Do you want the good news or the bad news first?
Seems to me, this military analyst has access to a lot of information but terrible mood swings! He's up and down like a yo-yo!
To leave you on a positive note, let's start with the less optimistic news...
Dianna
MORALE IS LOW, DESERTIONS ARE HIGH AND UKRAINE IS LOSING
This is based on recent reporting from Ukrainian journalists, direct reporting from on site pro-Ukrainian ex-patriots and other sources who really don’t want to be named or even hinted at being identified.
Estimates of as many as 100,000 Ukrainian deserters are seen as fairly on point.
The reason is that there’s such a shortage of quality equipment, because the west isn’t supplying it on any scale worth its name, that soldiers believe they will die without any hope of going home again.
The morale of front line soldiers was described as being at best, similar to German troops in July 1944 - D-Day had happened and it was clear they were in no position to stop the allied advance in the west or Russia’s in the east. But they still had hope.
At worst Ukrainian morale is described as Germans in January 1945.
They had just lost the battle of the Bulge, allied forces were entering Germany proper, the Russians were on the Oder just a handful of miles from Berlin. They knew it was over but they still wouldn’t give in.
I don’t like the comparison with Germany in 44-45 but to be fair if you have the historical perspective and understanding of that period in detail, you can understand where the observation has its validity.
If you accept the premise of the description simply on the basis of historical comparison, and I urge you to do so for clarity - then things are truly dire.
The Ukrainians are good at propaganda and the diet we are fed is one of endless positivity.

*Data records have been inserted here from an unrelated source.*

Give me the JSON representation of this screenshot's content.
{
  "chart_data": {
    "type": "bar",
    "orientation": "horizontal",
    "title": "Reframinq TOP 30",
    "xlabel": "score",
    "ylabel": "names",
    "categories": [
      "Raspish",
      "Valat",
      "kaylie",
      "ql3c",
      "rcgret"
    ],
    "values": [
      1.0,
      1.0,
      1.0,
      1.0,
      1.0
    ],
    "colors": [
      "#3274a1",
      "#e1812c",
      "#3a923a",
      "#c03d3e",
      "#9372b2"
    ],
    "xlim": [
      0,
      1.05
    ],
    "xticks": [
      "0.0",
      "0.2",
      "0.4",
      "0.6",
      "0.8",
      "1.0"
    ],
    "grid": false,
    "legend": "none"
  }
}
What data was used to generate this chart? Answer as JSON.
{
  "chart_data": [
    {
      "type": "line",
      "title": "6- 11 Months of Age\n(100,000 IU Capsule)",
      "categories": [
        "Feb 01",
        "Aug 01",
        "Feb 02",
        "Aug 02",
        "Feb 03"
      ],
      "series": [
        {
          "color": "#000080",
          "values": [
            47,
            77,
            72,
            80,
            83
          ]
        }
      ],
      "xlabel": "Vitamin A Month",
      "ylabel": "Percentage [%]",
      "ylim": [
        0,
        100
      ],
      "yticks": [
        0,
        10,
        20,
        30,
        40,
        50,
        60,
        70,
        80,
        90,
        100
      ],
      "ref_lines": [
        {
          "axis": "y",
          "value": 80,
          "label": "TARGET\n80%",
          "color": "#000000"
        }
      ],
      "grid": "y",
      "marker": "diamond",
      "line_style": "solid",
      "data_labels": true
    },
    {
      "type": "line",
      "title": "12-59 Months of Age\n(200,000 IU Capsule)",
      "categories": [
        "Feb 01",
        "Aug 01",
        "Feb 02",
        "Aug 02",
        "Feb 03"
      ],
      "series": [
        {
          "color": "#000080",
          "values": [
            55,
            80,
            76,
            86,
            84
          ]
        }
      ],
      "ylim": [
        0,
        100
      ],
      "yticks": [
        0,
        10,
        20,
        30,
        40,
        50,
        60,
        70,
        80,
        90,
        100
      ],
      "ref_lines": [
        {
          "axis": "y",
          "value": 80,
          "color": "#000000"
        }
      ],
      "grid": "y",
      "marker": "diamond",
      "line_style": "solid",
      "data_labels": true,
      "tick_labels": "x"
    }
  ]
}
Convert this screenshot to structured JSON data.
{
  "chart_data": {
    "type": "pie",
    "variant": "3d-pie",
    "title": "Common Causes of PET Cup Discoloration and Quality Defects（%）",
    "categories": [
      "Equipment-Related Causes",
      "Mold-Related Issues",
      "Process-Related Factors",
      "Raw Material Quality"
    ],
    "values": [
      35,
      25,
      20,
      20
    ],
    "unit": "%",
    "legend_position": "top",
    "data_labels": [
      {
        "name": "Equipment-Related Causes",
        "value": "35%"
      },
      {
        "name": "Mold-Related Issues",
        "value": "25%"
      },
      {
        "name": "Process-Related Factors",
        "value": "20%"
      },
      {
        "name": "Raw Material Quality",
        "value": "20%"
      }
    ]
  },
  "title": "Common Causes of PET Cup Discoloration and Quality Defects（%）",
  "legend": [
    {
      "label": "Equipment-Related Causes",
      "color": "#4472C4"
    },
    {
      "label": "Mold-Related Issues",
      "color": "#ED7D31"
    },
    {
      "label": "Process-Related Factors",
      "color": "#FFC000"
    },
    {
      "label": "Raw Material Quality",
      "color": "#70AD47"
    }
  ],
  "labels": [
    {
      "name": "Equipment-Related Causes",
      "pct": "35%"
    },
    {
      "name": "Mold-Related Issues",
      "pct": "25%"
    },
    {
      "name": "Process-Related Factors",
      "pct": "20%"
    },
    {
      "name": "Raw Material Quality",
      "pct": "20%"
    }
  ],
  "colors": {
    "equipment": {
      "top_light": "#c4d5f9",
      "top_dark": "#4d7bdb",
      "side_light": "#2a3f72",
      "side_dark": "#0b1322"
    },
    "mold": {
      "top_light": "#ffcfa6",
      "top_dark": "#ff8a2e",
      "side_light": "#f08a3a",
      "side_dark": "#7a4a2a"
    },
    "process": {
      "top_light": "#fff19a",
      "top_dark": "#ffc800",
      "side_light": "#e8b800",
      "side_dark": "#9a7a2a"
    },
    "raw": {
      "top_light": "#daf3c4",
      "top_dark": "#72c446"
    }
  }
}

I understand why, but it can blind you to reality and it’s an unpalatable realisation that things are not what they seem.
The problem for Ukraine is that its allies want it to win but they just haven’t learned that to make that happen there must be a financial price the public of the west must pay.
Winning costs money. Winning takes up industrial capacity and requires resources and determination to make happen.
Why is there no factory turning out basic war equipment for Ukrainian soldiers 24/7?
Why is there still not the capacity to produce 155mm shells at anything like the pace needed to keep on top of the need?
Why is there no European factory devoted to turning out say, Saab CV-90’s at a rate of ten or twenty a day?
Why hasn’t missile production for anti-air been stepped up not just to the feeble maximum of the one factory that makes one of eight different kinds of missiles? But all factories, and all the component factories, why are they still not working at five times what they are?
It’s because we in the West have not done enough.
We have said the words, “we will stand by Ukraine to the end”, while so under-arming and equipping it that we have ensured that the end is coming - and not one that ends in our favour, let alone Ukraine’s.
What is wrong with our governments that they cannot see where this goes if it carries on like this?
Shockingly I spoke to a female friend the other day who I have not seen in a while. She’s a professional in a major UK business. She asked what I was doing. When I said ‘writing a lot about the war in Ukraine’, advising interested parties’…she looked at me quizzically, ‘Oh’, she said, ‘is that still going on?’
She is not alone in that regard.
Most people have brushed the war aside in the minds and forgotten it’s even happening.
This is why the war is being lost. The Public have lost interest and don’t know. So their leaders seeing and hearing no pressure have lost all but the minimum interest.